Industry Cargo System
I redid the industry cargo system to be completely modular and entirely data driven. This fits with the development philosophy as having as much as possible driven by game data, and having that "core" game data loaded just like a mod would. This means, essentially, anything done data wise in the game is open to modders. Production for industries is data driven via rules, and this has opened up expandable industries based on rules, as well as bonuses based on rules. Providing a lumber mill with petrochemicals increases its efficiency temporarily, but having delivery of produced goods at above 90% on a rolling six month average would cause that industry to expand its production.
Terrain fixes
Originally it wasn't intended that you could modify the terrain under a track. But I never actually wrote logic to stop that happening and it became surprisingly satisfying to modify and improve the terrain underneath the track. However, the logic for terrain and track generation never intended this to be supported. There was a lot of weirdness caused because terrain meshes were not being regenerated immediately upon change, as their performance wasn't great. It took roughly 50ms after a change for the terrain mesh to regenerate itself. Some of the data in this is necessary for the splines (tracks and roads) to be generated properly, specifically the terrain "normal" (direction a terrain point on the map is facing, if it is flat it would be straight up). So the spline mesh generation would then be delayed until after the terrain mesh regenerated.

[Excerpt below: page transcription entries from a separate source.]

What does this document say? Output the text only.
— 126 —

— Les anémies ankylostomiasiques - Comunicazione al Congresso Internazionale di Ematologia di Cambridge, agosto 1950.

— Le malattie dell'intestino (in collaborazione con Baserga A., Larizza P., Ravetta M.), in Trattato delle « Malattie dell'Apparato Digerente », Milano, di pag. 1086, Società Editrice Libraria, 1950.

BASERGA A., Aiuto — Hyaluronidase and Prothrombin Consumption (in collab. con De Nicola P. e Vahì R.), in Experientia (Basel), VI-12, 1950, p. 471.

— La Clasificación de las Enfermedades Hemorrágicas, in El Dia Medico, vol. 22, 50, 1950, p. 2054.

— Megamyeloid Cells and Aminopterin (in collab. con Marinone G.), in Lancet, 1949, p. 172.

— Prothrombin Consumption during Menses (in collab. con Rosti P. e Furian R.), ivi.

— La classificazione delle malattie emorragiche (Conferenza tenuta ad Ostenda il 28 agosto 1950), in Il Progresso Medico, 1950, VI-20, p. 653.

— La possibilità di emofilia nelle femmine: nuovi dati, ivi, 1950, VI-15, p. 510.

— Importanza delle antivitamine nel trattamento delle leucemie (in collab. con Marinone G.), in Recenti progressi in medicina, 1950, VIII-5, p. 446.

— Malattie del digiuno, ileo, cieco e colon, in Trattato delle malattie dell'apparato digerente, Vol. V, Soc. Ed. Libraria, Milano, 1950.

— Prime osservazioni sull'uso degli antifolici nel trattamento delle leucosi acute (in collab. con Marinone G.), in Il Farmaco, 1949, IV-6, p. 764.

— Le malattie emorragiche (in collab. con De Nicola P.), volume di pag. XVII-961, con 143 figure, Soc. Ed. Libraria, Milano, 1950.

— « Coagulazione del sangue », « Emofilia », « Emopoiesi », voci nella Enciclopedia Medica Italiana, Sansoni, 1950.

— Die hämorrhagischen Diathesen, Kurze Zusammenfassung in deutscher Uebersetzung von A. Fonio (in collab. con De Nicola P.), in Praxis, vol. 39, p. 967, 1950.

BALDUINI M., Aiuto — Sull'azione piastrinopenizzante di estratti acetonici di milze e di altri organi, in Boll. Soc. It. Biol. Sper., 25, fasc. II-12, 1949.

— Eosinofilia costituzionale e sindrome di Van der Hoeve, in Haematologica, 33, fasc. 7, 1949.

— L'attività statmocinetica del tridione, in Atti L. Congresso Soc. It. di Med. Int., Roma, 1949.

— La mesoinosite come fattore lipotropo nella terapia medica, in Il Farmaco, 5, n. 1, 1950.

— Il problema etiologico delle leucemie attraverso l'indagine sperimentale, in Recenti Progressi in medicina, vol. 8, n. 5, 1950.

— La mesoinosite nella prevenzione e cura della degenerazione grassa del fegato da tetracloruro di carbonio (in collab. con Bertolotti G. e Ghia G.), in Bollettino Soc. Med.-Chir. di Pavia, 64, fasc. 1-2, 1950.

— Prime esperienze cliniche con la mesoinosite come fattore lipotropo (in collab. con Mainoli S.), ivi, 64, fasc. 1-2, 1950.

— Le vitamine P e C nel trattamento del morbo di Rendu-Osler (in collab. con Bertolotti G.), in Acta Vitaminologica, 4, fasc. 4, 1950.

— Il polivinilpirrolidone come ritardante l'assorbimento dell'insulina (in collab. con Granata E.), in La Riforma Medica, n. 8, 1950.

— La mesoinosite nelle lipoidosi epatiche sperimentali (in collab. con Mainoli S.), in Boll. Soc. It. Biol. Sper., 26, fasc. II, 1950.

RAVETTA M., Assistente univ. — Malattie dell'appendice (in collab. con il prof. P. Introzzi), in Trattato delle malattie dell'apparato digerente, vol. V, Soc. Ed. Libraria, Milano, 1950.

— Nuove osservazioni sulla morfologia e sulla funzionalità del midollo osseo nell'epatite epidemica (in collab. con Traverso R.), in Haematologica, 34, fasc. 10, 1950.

This became really complex, convoluted, buggy, and messy. Lots of edge cases and possibility of race conditions. I completely removed the terrain generation system and made a new one. This new one was so performant that terrain mesh could be done on demand when needed. This means that when a mesh is required to give data for a spline, the game can regenerate the mesh immediately and then do the spline. It doesn't do this by default, allowing itself a little time to generate a mesh if it's not needed immediately. This solved a lot of problems and also made the code much simpler - which means much easier to maintain.
Load Balancing bays using custom tags
Similar to tags in games like Factorio, you can tag vehicles and bays and then use those to do your own load balancing. This is in addition to the regular tools such as setting a bay to a particular cargo type.
Terrain Tool Improvements
With the above fixes I was able to improve some of the terrain tools. The most popular tool internally has been the ramp tool. Placement in general was improved with keys to lock the cursor to cardinal directions as well as a height lock key.